We’re about to get real with you, girl: freezing your eggs doesn’t guarantee you’ll be able to fall pregnant and have a baby. (We’re so sorry to say.)
Not every egg retrieved will be suitable for freezing, some eggs might not survive the thawing process or might not fertilise, and some might have chromosomal abnormalities. Then, some of the embryos that are transferred may not result in a pregnancy. And that’s even without considering pregnancy loss.
Basically, the more eggs you can store, the better. And the better quality of the eggs you can store, well… the better. Because – and here’s nature’s sick joke – the number of eggs you have and their quality decline as you age (even though age is what you might be trying to beat). Sadly, our ovarian reserve (the number and quality of the eggs we have) starts to decline in our early 30s and declines even more so after the age of 35. So the younger you are when you freeze your eggs, the higher chance you have of seeing success.
We know this seems very doom and gloom.
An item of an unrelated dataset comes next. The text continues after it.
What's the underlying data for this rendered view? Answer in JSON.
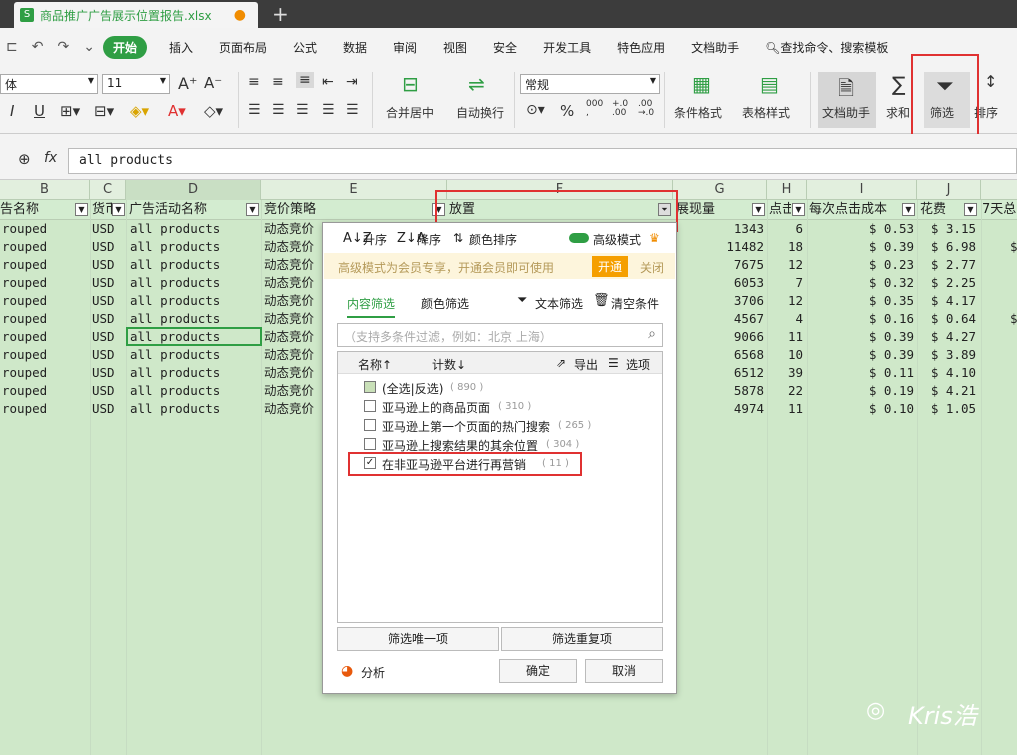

But here’s our take: if freezing your eggs is something you’re interested in, don’t delay.
All we can say is women’s fertility and egg freezing is a whole thing. If you think you want to freeze your eggs for fertility, the first step is always to speak to your doctor or ob-gyn. They can give you tailored information on the best age to freeze your eggs and how to freeze your eggs for fertility. Whatever you decide – to freeze or not to freeze – make sure to do your homework, ask questions, and find a doctor or specialist you trust.
The information in this article does not replace medical advice. Always speak to your doctor, ob-gyn, or a specialist for personalised advice.